本多猪四郎の作品を選ぶとするならば一番は第一回作品の”青い真珠”でしょう。
大事な大事な青春時代を八年間も戦争に取られ、そのブランクはすごく長く、帰国して、東宝からも本社の方に来ないか?と言われた時、食べられなくても良い、撮影所は離れない!と自他共に誓って、何時の日かの為に黙々と勉強をして、やっとやっと自分の書いた脚本で撮れた作品です。
完成試写の日に「イノさん、おめでとう!」と一番先に飛んできてくれたのが山本嘉次郎さん(黒澤明、谷口千吉、本多猪四郎は山本嘉次郎監督の門下生、三羽カラスと言われていた)の顔がが今でも昨日の事のように浮かんできます。

その後も次々と映画を作りました。ホームドラマ、青春物といつもその時を精一杯、そして楽しそうでした。

そんな時に特攻隊の話が入ってきました、たくさんの資料と皆さんの書かれた遺書。毎日毎日書斎に入り、色々の事を考えたと思います。結局、今の自分には画けない、と断りました。
八年間の戦争の傷跡は頭の中、心の中に計り知れない位染みついて居たと思います。その後、戦争の話としては山本五十六大将を題材にした山本嘉次郎さんの「太平洋の鷲」 でした。これは山本嘉次郎さんの書かれた脚本、お話して頂いた言葉から自分に共感の持てる物だったと言ってました。
私もこの作品は大好きな一つです。

どんな作品でも産みの苦しみ、楽しみがあったはずです。
そんな時にゴジラです。
今さら私が語る事でもありません、海の物か山の物かだれも想像は出来ませんでした。
皆さんの協力、そして本人のねばり、努力・・・・・・・・・・・・
「こんなばかばかしい話があるか?と思う人は降りて下さい!もし、原爆の落とし児が何年後にか、こんな形で現れたらと考えられたら一緒にやりましょう」此は俳優の皆さんにいつも言ってました。
長い長い日数をかけて出来あがりました。
後はまな板の鯉です、作品がどう評価されるか?
でも、開けたら当時の日劇を三周りする程の観客の列でした。一緒に苦労したスタッフも喜んでました。
でも、これからが大変です。自分がやりたい思っていたドキュメンタリーも、さわやかな青春物もお預けで次から次へと特撮物です。でも子供の時から科学の好きな人でしたからそれぞれを楽しみ、特に宇宙大戦争とか、マタンゴの時はそれぞれの研究をされてる”東大”に毎日勉強に通っていました。
でも、インタビューの時なぞ、どの作品が?と聞かれると、どれもこれも一生懸命やったけど満足とは言えないね。と答えてました。

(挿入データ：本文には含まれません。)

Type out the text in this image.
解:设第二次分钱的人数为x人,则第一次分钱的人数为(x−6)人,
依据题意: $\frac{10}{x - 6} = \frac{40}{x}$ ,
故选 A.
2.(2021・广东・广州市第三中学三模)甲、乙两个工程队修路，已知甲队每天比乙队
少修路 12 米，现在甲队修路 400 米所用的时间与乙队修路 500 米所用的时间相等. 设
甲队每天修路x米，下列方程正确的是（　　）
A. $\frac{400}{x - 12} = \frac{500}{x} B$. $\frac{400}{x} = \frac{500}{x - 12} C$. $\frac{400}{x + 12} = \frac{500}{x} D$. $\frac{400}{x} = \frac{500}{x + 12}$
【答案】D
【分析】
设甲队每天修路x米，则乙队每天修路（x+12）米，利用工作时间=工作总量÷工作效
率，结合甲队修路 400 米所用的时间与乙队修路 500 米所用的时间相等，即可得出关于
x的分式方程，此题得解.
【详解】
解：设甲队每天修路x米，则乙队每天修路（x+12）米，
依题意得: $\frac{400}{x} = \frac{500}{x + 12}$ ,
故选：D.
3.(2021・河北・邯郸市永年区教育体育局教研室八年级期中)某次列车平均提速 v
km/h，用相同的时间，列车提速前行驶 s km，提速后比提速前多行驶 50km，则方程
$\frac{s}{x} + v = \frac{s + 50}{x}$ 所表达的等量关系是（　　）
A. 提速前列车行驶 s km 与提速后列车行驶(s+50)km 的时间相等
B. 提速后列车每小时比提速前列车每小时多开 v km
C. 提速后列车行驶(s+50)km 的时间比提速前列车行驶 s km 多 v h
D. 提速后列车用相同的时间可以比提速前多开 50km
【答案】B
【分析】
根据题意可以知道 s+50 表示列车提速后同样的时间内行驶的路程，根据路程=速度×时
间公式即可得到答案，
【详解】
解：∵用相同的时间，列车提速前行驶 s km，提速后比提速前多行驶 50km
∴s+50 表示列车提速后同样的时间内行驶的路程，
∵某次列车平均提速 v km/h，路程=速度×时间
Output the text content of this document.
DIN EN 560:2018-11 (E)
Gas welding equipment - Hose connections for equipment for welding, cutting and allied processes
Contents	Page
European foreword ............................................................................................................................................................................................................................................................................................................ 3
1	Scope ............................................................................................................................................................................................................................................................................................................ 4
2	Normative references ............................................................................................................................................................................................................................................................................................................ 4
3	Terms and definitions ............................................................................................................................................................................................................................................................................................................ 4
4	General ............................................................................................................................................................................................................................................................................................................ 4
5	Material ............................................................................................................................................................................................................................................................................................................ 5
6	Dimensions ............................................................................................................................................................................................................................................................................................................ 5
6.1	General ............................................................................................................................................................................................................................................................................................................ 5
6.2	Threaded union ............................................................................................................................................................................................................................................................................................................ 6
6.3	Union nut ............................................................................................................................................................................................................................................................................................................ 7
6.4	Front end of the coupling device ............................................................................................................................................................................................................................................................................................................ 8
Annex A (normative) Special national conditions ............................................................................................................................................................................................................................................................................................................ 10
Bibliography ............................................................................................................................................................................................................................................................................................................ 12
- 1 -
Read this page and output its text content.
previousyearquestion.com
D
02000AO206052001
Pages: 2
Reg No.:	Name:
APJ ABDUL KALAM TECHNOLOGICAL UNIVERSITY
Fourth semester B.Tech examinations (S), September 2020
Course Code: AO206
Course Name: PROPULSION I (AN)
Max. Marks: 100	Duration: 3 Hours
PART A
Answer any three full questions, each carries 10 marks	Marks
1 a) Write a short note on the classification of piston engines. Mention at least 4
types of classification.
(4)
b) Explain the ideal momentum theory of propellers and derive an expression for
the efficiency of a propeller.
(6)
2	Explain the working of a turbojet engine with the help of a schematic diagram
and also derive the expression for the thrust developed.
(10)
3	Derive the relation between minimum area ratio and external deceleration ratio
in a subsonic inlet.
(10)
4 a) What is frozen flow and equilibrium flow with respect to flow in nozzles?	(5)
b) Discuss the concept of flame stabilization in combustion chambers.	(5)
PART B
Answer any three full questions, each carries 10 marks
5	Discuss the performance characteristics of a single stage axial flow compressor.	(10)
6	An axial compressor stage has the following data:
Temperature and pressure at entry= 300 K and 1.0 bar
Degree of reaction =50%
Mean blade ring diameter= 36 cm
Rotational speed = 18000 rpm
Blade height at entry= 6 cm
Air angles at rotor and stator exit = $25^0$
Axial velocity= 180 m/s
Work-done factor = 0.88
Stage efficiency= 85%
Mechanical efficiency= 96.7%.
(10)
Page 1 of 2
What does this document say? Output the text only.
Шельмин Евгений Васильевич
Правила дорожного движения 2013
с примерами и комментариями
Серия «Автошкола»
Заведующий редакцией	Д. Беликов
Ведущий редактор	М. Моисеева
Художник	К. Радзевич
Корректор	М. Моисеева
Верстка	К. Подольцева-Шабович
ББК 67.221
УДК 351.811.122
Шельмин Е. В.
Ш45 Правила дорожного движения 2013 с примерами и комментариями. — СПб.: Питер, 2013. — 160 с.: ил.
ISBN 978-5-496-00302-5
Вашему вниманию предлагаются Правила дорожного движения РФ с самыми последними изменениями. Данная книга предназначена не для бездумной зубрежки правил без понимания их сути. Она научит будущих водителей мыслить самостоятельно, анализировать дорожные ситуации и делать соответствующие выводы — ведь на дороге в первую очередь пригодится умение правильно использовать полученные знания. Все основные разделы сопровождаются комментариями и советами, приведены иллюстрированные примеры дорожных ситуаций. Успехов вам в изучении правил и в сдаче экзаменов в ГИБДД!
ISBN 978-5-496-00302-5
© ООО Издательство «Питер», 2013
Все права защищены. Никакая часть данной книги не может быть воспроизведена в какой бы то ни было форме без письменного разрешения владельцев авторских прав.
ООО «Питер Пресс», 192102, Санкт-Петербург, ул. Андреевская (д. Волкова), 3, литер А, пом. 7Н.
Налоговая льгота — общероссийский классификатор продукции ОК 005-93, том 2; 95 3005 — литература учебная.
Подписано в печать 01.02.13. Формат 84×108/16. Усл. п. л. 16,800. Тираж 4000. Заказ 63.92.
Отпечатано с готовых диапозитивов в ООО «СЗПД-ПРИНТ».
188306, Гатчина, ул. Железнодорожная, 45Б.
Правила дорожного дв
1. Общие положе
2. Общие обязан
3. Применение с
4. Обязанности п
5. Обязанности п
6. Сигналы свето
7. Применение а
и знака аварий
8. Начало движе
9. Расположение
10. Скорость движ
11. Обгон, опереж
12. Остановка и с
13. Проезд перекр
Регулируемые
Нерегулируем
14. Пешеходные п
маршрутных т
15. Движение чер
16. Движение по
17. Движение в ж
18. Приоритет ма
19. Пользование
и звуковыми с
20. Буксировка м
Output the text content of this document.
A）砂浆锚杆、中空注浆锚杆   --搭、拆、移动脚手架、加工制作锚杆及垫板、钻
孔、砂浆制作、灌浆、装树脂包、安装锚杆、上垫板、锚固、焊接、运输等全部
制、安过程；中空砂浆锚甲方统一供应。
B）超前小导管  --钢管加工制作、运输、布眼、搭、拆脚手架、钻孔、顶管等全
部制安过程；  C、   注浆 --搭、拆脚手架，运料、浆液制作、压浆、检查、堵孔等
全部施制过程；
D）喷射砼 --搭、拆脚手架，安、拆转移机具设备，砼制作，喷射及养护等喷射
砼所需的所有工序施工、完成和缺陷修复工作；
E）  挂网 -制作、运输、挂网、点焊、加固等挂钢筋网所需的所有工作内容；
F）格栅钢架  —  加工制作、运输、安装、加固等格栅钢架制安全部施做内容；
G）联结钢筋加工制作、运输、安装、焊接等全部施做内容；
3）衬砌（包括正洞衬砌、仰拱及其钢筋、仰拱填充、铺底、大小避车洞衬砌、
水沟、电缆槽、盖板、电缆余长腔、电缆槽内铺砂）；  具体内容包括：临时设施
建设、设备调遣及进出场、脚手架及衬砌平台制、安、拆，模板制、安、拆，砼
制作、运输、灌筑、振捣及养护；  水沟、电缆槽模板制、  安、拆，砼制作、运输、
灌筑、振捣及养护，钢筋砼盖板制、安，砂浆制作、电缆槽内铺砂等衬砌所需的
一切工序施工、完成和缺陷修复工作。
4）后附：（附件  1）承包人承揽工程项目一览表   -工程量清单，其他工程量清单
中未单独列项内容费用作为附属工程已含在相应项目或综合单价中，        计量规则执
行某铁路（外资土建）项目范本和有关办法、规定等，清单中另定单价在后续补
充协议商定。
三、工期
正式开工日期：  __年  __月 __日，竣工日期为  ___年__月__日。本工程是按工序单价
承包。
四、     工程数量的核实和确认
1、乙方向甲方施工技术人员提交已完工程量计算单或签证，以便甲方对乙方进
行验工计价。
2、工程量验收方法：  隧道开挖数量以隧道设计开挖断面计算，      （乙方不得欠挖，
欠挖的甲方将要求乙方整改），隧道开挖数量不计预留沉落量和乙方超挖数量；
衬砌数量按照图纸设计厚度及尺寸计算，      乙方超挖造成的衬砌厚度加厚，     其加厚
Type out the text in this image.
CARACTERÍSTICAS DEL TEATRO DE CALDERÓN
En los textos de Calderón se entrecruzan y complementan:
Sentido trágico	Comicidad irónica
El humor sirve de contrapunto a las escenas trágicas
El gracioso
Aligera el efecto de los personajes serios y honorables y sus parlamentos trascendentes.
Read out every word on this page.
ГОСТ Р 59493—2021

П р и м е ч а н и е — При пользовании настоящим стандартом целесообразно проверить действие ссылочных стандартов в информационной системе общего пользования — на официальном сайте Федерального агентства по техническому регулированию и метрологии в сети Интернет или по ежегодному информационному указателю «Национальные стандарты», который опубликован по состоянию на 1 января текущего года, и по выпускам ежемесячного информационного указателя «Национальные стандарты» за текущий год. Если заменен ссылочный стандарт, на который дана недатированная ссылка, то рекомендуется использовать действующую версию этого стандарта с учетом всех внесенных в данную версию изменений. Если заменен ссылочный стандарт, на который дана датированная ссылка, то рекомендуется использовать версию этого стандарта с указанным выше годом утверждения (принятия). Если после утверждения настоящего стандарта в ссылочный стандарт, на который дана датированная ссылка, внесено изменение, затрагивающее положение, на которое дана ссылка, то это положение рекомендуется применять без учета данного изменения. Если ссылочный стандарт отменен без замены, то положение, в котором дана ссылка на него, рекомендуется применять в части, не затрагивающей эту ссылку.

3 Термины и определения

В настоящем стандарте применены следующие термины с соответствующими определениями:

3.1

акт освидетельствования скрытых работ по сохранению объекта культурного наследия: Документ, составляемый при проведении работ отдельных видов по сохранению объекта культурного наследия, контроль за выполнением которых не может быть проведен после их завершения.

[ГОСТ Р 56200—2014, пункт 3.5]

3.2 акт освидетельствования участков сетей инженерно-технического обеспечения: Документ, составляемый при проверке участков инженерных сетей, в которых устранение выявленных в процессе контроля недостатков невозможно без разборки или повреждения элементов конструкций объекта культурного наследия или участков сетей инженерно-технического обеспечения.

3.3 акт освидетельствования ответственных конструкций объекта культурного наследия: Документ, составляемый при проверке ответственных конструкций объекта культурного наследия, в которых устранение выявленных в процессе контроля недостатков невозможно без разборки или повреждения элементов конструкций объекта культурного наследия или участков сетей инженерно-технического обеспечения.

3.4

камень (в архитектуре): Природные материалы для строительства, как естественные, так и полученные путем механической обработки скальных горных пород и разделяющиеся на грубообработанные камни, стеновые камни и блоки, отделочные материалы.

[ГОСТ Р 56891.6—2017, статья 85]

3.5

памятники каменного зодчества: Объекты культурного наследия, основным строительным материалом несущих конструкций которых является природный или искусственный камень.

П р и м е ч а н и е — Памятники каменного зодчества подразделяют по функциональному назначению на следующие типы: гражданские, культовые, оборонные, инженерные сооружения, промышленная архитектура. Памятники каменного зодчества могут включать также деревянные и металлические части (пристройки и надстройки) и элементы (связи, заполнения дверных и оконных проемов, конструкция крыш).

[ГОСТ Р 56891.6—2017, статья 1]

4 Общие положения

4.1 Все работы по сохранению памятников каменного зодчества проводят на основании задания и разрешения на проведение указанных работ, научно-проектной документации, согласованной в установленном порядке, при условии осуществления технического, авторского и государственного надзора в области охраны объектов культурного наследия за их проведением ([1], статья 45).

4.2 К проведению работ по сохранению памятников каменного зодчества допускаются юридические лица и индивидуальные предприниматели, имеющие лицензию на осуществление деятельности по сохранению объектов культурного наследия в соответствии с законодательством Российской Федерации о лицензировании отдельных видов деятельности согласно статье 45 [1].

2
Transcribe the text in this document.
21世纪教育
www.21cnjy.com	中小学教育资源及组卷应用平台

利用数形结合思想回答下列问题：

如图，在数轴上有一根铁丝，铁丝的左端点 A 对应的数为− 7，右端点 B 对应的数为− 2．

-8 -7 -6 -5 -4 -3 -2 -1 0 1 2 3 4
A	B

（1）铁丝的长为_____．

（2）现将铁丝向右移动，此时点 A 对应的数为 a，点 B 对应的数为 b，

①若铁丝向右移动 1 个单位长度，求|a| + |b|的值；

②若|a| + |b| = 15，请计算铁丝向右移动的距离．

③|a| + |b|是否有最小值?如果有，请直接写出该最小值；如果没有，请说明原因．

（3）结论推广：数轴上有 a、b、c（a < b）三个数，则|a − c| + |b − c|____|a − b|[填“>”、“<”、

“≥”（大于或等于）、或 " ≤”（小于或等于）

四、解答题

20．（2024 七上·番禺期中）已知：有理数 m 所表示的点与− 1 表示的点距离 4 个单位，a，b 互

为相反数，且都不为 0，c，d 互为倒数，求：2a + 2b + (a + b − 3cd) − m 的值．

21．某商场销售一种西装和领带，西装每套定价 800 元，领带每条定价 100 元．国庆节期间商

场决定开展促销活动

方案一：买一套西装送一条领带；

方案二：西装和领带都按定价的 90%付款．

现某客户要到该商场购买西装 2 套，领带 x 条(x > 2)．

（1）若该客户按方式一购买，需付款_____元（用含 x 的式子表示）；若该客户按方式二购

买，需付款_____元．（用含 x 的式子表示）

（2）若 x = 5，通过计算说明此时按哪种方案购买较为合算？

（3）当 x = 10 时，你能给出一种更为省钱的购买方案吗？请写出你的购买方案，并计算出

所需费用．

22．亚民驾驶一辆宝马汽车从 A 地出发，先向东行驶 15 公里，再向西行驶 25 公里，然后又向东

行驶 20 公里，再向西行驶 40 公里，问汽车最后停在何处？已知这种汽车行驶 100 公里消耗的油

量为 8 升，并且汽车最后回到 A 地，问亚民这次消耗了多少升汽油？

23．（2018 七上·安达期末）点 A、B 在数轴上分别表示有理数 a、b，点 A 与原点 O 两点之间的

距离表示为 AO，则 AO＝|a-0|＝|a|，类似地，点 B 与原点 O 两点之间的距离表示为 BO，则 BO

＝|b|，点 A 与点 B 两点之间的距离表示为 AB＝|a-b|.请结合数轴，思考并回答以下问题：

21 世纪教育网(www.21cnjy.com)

六十歳になった時、突然東宝を辞めると言いました、本人が何かを感じたのでしょう、私も賛成しました。それからの十年はゴルフをしたり、画を見に行ったりしてました。

七十歳。これからが黒沢さんとの二人に世界です。
山さん(山本嘉次郎監督)の助監督の時みたいに二人でやろう、と黒さん(黒澤明監督)に言われ、俺が邪魔じゃなかったら良いよと・・・・・・・・・・・それからの二人はいつも一緒でした。本を書く時も、ゴルフに行くのも・・・・・・初めは本多が黒沢組に居る事を不思議に感じた人が沢山居りました。アメリカの方も・・・・・・・
一本、二本と仕事をしているうちに黒沢さんの隣の本多が居る事を当然の事とみんなが感じるようになりました。最後まで良い友達と好きな仕事が出来た二人は本当に幸せでした。だから何も言わずあんな素敵な顔で逝ってしまったのでしょう。